For the last 20 years, the dogma of software engineering was simple: "Good code documents itself."
We were taught that comments are a "code smell" (Uncle Bob told us so). We were taught that if you need to explain it, you failed to name it properly. We were taught to DRY (Don't Repeat Yourself) everything into oblivion.
But in 2024, the game changed. You aren't just writing code for your future self or your colleagues anymore. You are writing code to be consumed, understood, and extended by an AI Agent.
The AI doesn't care about your clever one-liners. It cares about Context. Here is what you need to unlearn.
The Old Way: Comments explain why something happens because the how should be obvious. The AI Way: Comments are Prompts.
If you use GitHub Copilot or Cursor, you’ve realized that the comment is no longer passive text. It is a functional specification. Writing a detailed comment is the fastest way to get the AI to generate the implementation you want.
But there is a trap. AI tends to over-comment, generating noise like // increments i by 1. This is garbage.
The new best practice is Context Injection. You use comments to constrain the AI's probabilistic nature.
// BAD: The "Old School" minimalist style // Validates the user public boolean isValid(User u) { return u.getAge() > 18 && u.isActive(); } // GOOD: The "AI-Ready" style // Validates user for Premium Tier eligibility. // RULES: // 1. Must be 21+ (legal requirement for this feature) // 2. Account must be in 'ACTIVE' or 'GRACE_PERIOD' state // 3. Must not have any flagging history in the last 90 days. public boolean isEligibleForPremium(User user) { // If you type the comment above, Copilot will generate this accurately: if (user.getAge() < 21) return false; if (user.getStatus() != Status.ACTIVE && user.getStatus() != Status.GRACE_PERIOD) return false; return !auditService.hasFlags(user.getId(), Duration.ofDays(90)); }
The Takeaway: Don't delete comments. Upgrade them. A good comment defines the boundaries of the logic so the AI doesn't hallucinate edge cases.
The Old Way: Short is sweet. ctx, usr, repo. The AI Way: Semantic density wins.
LLMs work on probability. They guess the next token based on the previous ones. If you name a variable data, the AI has to guess what's inside. It might guess String, Map, or List.
If you name it pendingTransactionList, the AI knows exactly what methods to call on it (.stream().filter(Tx::isPending)...).
Ambiguous naming leads to AI Hallucinations. If you name a method process(), the AI will invent what "processing" means. If you name it validateAndPersistOrder(), the AI will likely generate validation logic followed by a database save.
The New Rule: optimize for Predictability, not Brevity.
The Old Way: DRY (Don't Repeat Yourself). Abstract everything into base classes and interfaces. The AI Way: AHA (Avoid Hasty Abstractions) / Locality of Behavior.
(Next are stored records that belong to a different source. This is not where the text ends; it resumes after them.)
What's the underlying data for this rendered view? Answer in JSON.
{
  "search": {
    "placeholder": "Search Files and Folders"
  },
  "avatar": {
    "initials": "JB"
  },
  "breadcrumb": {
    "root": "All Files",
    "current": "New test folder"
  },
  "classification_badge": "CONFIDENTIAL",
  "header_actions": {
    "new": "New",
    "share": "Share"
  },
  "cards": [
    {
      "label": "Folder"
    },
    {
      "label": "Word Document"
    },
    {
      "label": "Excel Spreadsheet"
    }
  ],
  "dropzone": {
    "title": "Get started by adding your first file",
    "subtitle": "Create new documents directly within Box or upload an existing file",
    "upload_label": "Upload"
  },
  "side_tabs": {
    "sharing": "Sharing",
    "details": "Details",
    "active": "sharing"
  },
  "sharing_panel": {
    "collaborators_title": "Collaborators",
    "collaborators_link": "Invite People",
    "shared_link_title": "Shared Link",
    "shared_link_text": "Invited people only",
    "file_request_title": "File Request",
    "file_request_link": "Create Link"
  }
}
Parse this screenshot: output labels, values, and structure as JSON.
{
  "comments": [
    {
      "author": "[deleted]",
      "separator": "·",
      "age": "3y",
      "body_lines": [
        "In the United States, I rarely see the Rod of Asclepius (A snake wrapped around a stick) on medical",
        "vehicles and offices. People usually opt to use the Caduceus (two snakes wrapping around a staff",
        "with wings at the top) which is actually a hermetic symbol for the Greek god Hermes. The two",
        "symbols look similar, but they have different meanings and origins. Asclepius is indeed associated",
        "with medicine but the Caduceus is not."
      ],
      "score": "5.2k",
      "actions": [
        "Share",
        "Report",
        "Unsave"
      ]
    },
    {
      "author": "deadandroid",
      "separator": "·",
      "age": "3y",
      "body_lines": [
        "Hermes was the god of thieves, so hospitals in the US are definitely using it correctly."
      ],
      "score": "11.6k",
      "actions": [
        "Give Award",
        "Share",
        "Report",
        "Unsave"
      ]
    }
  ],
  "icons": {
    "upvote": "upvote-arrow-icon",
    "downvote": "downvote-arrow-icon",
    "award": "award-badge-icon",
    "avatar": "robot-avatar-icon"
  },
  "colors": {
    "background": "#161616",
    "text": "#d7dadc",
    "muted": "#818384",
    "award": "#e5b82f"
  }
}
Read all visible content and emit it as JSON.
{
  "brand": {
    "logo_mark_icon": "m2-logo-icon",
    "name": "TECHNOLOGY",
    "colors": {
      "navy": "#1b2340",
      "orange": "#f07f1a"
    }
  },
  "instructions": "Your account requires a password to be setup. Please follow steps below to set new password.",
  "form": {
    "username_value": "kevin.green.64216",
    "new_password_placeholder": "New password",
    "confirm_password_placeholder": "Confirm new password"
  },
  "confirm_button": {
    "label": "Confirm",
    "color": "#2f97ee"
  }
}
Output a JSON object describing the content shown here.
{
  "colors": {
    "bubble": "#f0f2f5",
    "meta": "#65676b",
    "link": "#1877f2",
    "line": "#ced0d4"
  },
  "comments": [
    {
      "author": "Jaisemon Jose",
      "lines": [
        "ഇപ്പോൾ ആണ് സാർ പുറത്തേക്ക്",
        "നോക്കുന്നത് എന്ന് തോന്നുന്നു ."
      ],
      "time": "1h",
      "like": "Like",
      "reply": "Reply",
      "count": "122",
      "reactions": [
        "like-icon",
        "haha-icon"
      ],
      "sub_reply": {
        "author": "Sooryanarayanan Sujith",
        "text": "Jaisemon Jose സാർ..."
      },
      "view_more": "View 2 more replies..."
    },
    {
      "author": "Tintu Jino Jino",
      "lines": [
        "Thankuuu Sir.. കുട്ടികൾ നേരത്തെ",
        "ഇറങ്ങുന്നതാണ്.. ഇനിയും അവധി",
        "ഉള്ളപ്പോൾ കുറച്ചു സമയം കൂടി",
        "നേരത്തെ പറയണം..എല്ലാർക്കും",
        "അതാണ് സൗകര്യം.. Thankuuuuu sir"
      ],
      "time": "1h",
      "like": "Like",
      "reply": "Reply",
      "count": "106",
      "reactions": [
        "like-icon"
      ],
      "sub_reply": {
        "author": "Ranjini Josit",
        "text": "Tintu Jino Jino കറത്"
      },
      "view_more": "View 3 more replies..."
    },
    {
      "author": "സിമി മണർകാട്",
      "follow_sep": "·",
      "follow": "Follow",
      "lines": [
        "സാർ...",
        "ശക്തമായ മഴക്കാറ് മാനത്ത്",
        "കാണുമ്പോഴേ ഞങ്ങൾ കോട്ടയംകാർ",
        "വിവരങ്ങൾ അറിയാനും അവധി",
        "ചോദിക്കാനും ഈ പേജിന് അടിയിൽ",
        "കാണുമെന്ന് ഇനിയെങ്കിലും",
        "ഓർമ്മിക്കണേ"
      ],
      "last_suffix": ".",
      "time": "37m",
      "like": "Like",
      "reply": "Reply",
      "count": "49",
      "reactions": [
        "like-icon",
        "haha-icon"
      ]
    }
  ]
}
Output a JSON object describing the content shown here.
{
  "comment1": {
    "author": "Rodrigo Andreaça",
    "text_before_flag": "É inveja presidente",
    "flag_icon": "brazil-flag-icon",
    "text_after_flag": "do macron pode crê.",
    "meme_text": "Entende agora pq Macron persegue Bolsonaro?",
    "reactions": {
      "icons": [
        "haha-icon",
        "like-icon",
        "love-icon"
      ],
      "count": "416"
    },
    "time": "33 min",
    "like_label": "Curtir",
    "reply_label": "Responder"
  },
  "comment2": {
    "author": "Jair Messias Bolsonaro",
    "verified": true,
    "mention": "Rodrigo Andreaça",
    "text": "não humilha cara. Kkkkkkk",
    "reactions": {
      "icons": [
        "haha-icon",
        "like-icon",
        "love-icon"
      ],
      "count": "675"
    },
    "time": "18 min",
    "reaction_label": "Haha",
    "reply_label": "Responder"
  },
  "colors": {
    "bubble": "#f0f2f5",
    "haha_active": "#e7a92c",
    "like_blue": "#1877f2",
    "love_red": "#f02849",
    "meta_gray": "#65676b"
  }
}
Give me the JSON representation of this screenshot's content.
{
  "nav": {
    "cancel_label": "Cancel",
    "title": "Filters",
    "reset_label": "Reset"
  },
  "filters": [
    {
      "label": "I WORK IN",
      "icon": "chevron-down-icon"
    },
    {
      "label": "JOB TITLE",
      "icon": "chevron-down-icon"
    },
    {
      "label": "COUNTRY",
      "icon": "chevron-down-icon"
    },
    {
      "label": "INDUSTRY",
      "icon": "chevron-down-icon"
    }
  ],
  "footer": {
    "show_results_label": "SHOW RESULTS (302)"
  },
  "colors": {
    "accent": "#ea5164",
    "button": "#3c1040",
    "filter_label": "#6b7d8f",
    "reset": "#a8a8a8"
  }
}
This is the biggest shift. Deep inheritance hierarchies and extreme modularity hurt AI performance.
Why? The Context Window.
When an AI agent tries to fix a bug in OrderService.java, it reads that file. If OrderService extends BaseService, which extends AbstractEntityService, which implements GenerericCrudInterface, the AI has to retrieve and reason about four different files just to understand one method.
If the logic is spread too thin, the AI loses the plot. It hallucinates methods that exist in the parent class but not the child.
The Shift: It is better to have 50 lines of explicit, slightly repetitive code in one file (Locality of Behavior) than to hide that logic behind three layers of abstraction.
// BAD for AI: Deep Inheritance // The AI has to "know" what AbstractProcessor does to understand this. public class PaymentProcessor extends AbstractProcessor { @Override protected void doExecute(Context ctx) { // Logic hidden in parent methods super.validate(ctx); this.charge(ctx); } } // GOOD for AI: Explicit Composition // Everything the AI needs to know is visible in THIS file. public class PaymentProcessor { private final Validator validator; private final Gateway gateway; public void process(PaymentContext ctx) { // AI can see the flow clearly if (!validator.isValid(ctx)) { throw new ValidationException("Invalid context"); } gateway.charge(ctx.getAmount()); } }
The danger of the AI era is the Flood of Mediocrity.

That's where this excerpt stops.